The university's website contends that white adults need to take anti-racist action by self-reflecting and engaging in courageous anti-racist parenting. Fox News reports that the website not only warns about the “whiteness pandemic” but it also provides resources in order to correct the problem.
One of the key takeaways listed is “walking the anti-racist walk goes hand in hand with talking the anti-racist talk.”
The university published research after the murder of George Floyd, stating that white American parents did not speak to their children about the murder, racism, or the social unrest. If the parents did, they claimed that they used evasive language that “minimized or denied the reality of systemic racism in society.” Now, in 2025, they state that the U.S. is still in the middle of a whiteness pandemic which appears to be even stronger.

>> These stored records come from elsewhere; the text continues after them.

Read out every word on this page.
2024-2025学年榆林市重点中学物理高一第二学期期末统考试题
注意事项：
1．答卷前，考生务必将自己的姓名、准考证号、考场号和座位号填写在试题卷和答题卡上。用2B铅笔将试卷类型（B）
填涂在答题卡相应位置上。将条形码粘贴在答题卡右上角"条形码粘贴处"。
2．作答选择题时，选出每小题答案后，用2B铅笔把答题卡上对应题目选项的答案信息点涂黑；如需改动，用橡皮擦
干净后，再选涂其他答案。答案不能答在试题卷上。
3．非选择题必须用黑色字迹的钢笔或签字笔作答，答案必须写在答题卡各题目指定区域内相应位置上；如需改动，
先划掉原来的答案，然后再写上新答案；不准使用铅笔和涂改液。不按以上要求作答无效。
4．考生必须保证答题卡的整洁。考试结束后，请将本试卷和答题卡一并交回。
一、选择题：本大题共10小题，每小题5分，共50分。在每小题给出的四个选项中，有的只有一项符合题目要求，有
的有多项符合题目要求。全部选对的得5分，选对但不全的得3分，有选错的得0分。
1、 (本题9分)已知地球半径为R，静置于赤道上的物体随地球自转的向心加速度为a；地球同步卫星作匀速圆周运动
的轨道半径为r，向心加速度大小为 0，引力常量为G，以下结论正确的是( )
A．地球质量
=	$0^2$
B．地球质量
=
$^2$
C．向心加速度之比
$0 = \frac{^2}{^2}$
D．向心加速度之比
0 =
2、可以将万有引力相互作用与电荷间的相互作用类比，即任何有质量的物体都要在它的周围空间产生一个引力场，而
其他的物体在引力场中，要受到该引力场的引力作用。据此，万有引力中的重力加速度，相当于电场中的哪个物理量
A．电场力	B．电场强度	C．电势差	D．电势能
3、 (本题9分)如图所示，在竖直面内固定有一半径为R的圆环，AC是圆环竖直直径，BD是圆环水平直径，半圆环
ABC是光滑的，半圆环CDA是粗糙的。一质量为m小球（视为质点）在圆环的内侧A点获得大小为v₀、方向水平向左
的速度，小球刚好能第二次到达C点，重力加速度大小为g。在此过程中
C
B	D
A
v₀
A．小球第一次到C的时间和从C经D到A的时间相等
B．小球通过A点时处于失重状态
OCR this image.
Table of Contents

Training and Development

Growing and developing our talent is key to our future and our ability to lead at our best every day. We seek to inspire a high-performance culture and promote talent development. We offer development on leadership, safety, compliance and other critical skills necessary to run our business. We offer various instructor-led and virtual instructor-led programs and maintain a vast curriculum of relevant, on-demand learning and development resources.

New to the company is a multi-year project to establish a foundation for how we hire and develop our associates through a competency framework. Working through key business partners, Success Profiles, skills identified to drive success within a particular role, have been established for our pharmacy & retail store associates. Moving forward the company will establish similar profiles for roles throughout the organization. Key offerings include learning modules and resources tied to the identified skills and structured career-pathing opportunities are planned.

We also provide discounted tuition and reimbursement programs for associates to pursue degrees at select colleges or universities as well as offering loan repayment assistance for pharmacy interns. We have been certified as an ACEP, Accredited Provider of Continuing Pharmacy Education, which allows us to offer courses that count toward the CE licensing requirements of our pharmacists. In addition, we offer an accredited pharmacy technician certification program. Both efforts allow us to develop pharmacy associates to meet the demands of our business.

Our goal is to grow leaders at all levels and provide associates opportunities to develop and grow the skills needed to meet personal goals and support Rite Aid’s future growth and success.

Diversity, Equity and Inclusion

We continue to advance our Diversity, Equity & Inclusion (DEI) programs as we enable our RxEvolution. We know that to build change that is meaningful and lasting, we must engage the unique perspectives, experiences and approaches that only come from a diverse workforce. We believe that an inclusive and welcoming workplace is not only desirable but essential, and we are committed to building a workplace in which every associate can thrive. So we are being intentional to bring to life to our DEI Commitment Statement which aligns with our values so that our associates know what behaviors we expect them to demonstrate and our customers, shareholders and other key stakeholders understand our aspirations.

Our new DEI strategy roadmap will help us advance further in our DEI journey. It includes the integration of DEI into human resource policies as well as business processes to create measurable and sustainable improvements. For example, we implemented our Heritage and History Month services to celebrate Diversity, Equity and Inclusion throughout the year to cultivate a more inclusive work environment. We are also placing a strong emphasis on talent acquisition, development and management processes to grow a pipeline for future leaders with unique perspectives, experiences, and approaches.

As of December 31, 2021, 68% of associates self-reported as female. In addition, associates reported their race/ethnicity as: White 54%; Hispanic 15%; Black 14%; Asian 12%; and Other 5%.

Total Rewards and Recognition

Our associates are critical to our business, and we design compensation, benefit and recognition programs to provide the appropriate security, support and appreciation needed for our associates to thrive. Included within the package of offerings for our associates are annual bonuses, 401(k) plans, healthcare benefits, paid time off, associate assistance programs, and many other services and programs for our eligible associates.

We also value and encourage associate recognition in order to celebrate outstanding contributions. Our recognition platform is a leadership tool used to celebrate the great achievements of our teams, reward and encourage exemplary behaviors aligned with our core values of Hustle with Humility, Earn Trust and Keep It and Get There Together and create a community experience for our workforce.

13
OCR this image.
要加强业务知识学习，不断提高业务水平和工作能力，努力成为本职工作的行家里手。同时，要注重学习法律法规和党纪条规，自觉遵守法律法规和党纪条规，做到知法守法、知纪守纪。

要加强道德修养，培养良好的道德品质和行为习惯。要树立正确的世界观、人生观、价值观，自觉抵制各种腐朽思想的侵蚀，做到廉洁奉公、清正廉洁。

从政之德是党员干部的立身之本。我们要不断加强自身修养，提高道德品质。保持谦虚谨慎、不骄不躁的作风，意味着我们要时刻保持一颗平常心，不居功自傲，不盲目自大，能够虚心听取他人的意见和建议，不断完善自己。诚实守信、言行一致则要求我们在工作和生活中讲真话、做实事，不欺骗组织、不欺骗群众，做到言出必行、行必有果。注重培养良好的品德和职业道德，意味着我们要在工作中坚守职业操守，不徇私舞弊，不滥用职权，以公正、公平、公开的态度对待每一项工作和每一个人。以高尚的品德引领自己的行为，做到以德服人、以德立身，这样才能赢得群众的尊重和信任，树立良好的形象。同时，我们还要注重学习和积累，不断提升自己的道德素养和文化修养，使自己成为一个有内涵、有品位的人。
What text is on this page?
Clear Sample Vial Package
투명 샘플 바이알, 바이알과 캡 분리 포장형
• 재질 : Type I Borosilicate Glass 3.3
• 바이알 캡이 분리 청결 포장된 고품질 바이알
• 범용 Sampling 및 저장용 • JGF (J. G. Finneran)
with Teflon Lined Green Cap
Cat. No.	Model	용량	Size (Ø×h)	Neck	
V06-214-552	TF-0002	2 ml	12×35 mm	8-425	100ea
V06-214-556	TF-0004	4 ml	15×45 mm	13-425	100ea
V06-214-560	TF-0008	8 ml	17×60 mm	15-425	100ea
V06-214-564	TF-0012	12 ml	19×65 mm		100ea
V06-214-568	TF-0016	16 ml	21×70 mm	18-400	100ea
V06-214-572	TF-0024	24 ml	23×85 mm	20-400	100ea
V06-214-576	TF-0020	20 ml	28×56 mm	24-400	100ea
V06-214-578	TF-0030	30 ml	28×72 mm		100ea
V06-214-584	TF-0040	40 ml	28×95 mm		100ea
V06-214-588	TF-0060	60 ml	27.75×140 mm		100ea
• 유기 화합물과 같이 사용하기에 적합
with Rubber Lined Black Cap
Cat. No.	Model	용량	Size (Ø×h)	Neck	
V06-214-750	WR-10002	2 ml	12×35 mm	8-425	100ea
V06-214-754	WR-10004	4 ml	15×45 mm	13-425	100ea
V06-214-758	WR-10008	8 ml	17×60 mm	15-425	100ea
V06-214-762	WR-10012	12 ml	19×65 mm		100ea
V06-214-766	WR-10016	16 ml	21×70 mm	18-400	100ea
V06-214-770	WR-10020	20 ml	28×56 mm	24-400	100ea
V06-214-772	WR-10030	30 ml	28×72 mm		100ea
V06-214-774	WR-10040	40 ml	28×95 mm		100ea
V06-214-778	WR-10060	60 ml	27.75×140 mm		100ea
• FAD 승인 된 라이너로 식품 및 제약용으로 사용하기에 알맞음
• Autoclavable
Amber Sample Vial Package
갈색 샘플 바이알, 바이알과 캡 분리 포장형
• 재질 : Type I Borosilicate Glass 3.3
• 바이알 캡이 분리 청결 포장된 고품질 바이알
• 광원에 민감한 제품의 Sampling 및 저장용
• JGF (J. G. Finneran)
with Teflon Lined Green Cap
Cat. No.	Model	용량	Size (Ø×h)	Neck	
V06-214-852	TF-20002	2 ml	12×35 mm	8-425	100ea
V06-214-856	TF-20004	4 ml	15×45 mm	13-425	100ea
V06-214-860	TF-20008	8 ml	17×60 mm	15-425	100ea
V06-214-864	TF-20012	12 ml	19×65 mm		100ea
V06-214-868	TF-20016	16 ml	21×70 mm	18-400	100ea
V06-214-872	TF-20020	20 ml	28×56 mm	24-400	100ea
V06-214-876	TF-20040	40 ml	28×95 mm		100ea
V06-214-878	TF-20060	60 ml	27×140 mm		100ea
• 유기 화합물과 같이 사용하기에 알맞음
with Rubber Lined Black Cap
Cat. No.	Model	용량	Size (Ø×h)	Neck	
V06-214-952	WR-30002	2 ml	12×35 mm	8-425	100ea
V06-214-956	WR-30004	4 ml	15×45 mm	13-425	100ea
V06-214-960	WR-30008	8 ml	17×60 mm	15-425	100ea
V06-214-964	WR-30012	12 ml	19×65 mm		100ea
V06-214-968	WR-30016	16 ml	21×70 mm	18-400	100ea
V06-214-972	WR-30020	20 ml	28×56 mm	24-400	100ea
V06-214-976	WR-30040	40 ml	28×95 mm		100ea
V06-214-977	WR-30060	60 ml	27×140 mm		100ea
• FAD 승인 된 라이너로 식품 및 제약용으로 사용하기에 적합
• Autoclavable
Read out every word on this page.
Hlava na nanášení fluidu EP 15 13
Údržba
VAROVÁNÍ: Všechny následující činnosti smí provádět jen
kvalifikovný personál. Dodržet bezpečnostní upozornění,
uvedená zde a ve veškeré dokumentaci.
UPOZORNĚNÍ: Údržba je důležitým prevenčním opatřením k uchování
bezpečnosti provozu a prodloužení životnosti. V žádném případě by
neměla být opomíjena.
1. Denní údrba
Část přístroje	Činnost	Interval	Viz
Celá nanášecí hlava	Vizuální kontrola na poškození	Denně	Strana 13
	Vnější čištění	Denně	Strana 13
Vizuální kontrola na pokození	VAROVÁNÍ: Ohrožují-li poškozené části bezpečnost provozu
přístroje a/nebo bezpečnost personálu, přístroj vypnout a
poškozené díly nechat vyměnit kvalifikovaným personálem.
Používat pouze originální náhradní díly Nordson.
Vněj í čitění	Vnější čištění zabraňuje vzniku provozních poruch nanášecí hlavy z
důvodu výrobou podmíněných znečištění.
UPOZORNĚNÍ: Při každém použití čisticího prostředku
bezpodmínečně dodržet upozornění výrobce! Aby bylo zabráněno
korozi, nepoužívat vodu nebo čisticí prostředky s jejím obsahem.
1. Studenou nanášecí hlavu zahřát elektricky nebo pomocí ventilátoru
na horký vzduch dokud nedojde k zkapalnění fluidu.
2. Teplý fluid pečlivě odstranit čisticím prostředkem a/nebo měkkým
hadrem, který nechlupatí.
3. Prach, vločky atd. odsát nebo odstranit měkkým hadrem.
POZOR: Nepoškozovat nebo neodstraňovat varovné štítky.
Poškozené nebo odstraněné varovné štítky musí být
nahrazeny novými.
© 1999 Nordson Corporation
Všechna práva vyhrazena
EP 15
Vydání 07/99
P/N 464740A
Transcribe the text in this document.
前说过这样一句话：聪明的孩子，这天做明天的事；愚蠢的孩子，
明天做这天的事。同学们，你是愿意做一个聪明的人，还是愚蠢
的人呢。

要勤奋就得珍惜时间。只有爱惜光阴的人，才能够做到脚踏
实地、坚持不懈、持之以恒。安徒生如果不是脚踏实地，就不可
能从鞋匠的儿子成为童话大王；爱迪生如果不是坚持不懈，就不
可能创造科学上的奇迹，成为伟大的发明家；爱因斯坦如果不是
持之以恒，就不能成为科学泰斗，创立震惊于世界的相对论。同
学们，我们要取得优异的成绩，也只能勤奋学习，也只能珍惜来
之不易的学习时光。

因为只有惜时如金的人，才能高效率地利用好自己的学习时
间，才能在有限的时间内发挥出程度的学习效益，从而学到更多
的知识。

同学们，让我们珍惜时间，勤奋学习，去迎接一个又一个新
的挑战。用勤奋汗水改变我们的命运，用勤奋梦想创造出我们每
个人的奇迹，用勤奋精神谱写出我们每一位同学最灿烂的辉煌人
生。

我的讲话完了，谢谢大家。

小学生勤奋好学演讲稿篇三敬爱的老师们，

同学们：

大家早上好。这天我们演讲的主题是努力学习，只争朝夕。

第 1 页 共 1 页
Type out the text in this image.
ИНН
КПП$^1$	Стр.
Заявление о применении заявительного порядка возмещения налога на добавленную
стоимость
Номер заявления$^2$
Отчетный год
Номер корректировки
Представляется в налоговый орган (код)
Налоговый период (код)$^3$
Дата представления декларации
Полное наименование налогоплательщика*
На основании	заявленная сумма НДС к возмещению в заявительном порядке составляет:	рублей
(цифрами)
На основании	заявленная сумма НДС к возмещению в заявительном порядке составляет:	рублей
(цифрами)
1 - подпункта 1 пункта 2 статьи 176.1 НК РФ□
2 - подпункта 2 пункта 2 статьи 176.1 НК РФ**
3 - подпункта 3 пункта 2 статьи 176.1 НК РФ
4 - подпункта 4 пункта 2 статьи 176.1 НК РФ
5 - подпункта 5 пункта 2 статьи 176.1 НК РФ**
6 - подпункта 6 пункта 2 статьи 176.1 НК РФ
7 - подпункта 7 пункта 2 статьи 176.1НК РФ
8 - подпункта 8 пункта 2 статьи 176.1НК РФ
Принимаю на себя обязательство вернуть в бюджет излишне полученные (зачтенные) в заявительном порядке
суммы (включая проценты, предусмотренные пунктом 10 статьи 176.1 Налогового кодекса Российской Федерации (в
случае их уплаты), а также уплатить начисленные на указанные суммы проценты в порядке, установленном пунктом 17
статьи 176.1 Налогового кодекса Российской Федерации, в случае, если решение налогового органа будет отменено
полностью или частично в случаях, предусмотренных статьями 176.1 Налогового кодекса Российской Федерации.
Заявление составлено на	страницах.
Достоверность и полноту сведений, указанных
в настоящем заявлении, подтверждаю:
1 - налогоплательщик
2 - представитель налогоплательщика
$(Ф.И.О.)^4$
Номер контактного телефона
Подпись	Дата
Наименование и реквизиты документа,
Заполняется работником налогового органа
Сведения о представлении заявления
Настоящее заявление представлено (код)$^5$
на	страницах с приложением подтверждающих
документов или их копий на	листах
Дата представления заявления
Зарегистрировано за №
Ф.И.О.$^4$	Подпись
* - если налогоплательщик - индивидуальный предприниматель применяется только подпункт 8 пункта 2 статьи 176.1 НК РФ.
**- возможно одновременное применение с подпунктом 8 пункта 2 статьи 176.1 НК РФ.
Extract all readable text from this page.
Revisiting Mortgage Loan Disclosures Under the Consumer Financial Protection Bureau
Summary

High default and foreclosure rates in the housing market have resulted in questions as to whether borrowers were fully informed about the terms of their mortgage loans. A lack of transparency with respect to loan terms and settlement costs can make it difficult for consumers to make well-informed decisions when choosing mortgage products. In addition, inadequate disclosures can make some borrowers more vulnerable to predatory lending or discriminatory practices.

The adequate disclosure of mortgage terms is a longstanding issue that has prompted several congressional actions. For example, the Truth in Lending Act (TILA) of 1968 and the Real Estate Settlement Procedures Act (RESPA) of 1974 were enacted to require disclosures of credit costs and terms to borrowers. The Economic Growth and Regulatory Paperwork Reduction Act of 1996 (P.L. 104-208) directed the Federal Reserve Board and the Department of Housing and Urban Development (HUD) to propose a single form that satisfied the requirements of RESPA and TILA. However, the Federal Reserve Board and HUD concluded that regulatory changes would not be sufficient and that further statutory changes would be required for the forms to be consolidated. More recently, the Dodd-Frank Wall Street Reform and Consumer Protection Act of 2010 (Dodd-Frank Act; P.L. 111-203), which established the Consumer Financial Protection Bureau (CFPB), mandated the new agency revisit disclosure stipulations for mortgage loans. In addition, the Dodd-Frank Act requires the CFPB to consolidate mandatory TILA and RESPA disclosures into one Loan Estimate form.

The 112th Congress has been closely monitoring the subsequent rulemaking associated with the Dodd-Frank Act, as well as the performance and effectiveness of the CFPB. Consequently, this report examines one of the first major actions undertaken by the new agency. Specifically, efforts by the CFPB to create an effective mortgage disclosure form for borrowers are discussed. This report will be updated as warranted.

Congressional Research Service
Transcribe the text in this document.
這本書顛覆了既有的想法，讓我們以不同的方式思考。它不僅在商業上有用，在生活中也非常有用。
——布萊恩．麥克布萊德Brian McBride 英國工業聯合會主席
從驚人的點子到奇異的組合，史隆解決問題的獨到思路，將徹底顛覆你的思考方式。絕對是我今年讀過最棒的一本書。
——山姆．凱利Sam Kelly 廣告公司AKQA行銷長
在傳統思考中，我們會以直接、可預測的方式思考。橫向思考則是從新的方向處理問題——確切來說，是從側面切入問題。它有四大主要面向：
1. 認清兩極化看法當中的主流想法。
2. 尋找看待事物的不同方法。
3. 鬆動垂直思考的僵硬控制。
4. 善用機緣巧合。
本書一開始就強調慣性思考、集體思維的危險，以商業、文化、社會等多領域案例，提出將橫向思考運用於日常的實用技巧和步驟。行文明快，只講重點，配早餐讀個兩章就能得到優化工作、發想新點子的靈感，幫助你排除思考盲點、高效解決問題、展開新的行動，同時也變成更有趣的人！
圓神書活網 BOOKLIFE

According to the previous research done in 2020, there are five stages of change a parent goes through in developing anti-racist parenting: precontemplation, contemplation, preparation, action, and maintenance. The journey follows them from being unaware of their impact in racism to being aware and owning it, actively changing in a commitment to lifelong learning.
Laurie Higgins is a culture-education writer of Breakthrough Ideas. She says that this is an offshoot of Diversity, Equity, and Inclusion (DEI) and the Critical Race Theory (CRT) movements.
"The people who are graduating from the University of Minnesota, whether they're in their psychology department or their education department, have been indoctrinated for four years into this ideology that's pervasive at the university," states Higgins.
Though the idea of a "whiteness pandemic" was first expressed in 2021, she says that it is reemerging because leftists are worried DEI and CRT are subsiding.
"They're just trying to keep this alive, this anti-racism DEI/CRT because they profit from it. That's the only reason. It's not because they think they're helping America. It's because they're helping their own bank account," states Higgins. “Though there will always be individual racism, there is no systemic institutional racism, and racism has been diminishing slowly but steadily.”